For up-and-coming pop artist Jakk Fynn, society's constructs surrounding gender, masculinity, uality and identity only serve to restrain acceptance. So, in his new video, he's tearing those constructs down.
On Wednesday (Nov. 13), Fynn unveiled the clip for "Fire" (premiering below), a pulsing electro-pop anthem where the singer takes on the limitations of binary thinking. In the video (directed by Maddy Talias and Meghan Luck), Fynn and an army of young people dressed in all-white jumpsuits are each labeled by unseen figures with either a circle or a triangle on their backs, and robotically placed with another person with the opposite symbol. But as the video continues, Fynn and his compatriots refuse their given labels by shedding their suits and start a dance party.
In an interview with Billboard ahead of the video's release, Fynn says that he wanted to keep the video vague enough that his viewers could project their own experience onto it, while also adding some specificity to make it real to his own experiences. "The world is better off when we promote individuality versus persecuting each other for our differences," he says. "Much like the inhabitants in 'Fire', we can all employ daily acts of rebellion to advocate for ourselves and each other to help shape a better tomorrow."
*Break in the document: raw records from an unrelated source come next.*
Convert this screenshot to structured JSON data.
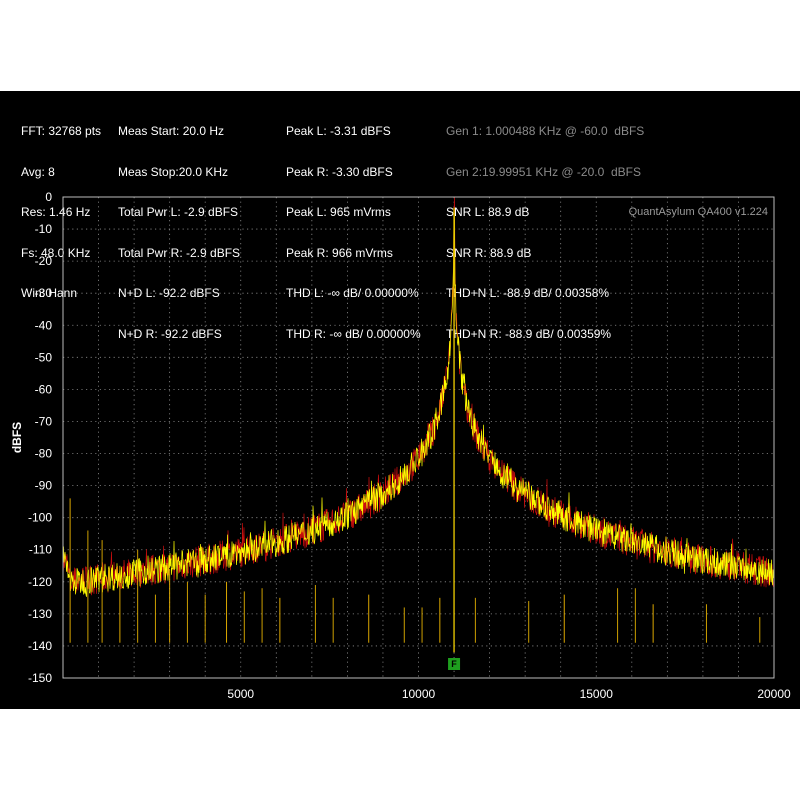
{
  "header": {
    "col1": [
      "FFT: 32768 pts",
      "Avg: 8",
      "Res: 1.46 Hz",
      "Fs: 48.0 KHz",
      "Win: Hann"
    ],
    "col2": [
      "Meas Start: 20.0 Hz",
      "Meas Stop:20.0 KHz",
      "Total Pwr L: -2.9 dBFS",
      "Total Pwr R: -2.9 dBFS",
      "N+D L: -92.2 dBFS",
      "N+D R: -92.2 dBFS"
    ],
    "col3": [
      "Peak L: -3.31 dBFS",
      "Peak R: -3.30 dBFS",
      "Peak L: 965 mVrms",
      "Peak R: 966 mVrms",
      "THD L: -∞ dB/ 0.00000%",
      "THD R: -∞ dB/ 0.00000%"
    ],
    "col4": [
      "Gen 1: 1.000488 KHz @ -60.0  dBFS",
      "Gen 2:19.99951 KHz @ -20.0  dBFS",
      "SNR L: 88.9 dB",
      "SNR R: 88.9 dB",
      "THD+N L: -88.9 dB/ 0.00358%",
      "THD+N R: -88.9 dB/ 0.00359%"
    ]
  },
  "watermark": "QuantAsylum QA400 v1.224",
  "marker_label": "F",
  "colors": {
    "background": "#000000",
    "grid": "#8c8c8c",
    "trace_left": "#ffff00",
    "trace_right": "#e01010",
    "marker": "#1e9e1e",
    "dim_text": "#8a8a8a"
  },
  "chart_data": {
    "type": "line",
    "title": "",
    "xlabel": "",
    "ylabel": "dBFS",
    "xlim": [
      0,
      20000
    ],
    "ylim": [
      -150,
      0
    ],
    "xticks": [
      "5000",
      "10000",
      "15000",
      "20000"
    ],
    "xtick_values": [
      5000,
      10000,
      15000,
      20000
    ],
    "yticks": [
      "0",
      "-10",
      "-20",
      "-30",
      "-40",
      "-50",
      "-60",
      "-70",
      "-80",
      "-90",
      "-100",
      "-110",
      "-120",
      "-130",
      "-140",
      "-150"
    ],
    "ytick_values": [
      0,
      -10,
      -20,
      -30,
      -40,
      -50,
      -60,
      -70,
      -80,
      -90,
      -100,
      -110,
      -120,
      -130,
      -140,
      -150
    ],
    "grid": true,
    "noise_floor": -142,
    "main_peak": {
      "frequency": 11000,
      "level": -3.3
    },
    "marker_frequency": 11000,
    "spurs": [
      {
        "frequency": 200,
        "level": -94
      },
      {
        "frequency": 700,
        "level": -104
      },
      {
        "frequency": 1100,
        "level": -107
      },
      {
        "frequency": 1600,
        "level": -115
      },
      {
        "frequency": 2100,
        "level": -110
      },
      {
        "frequency": 2600,
        "level": -124
      },
      {
        "frequency": 3000,
        "level": -116
      },
      {
        "frequency": 3500,
        "level": -120
      },
      {
        "frequency": 4000,
        "level": -124
      },
      {
        "frequency": 4600,
        "level": -120
      },
      {
        "frequency": 5100,
        "level": -123
      },
      {
        "frequency": 5600,
        "level": -122
      },
      {
        "frequency": 6100,
        "level": -125
      },
      {
        "frequency": 7100,
        "level": -121
      },
      {
        "frequency": 7600,
        "level": -125
      },
      {
        "frequency": 8600,
        "level": -124
      },
      {
        "frequency": 9600,
        "level": -128
      },
      {
        "frequency": 10100,
        "level": -128
      },
      {
        "frequency": 10600,
        "level": -125
      },
      {
        "frequency": 11600,
        "level": -125
      },
      {
        "frequency": 13100,
        "level": -126
      },
      {
        "frequency": 14100,
        "level": -124
      },
      {
        "frequency": 15600,
        "level": -122
      },
      {
        "frequency": 16100,
        "level": -122
      },
      {
        "frequency": 16600,
        "level": -127
      },
      {
        "frequency": 18100,
        "level": -127
      },
      {
        "frequency": 19600,
        "level": -131
      }
    ],
    "series": [
      {
        "name": "L",
        "color": "#ffff00"
      },
      {
        "name": "R",
        "color": "#e01010"
      }
    ]
  }
}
The singer, who identifies as transmasculine, says that he wants to create music that can help his listeners while also questioning the way our society functions, because that's the voice he wish he had growing up — he says his experience being raised in a Mexican, evangelical Christian household made it nearly impossible to explore his identity. "If my music, my story, or my ability to thrive can inspire courage, authenticity, or challenge beliefs, then we can start to really mitigate the trauma being passed around irrespective of medium."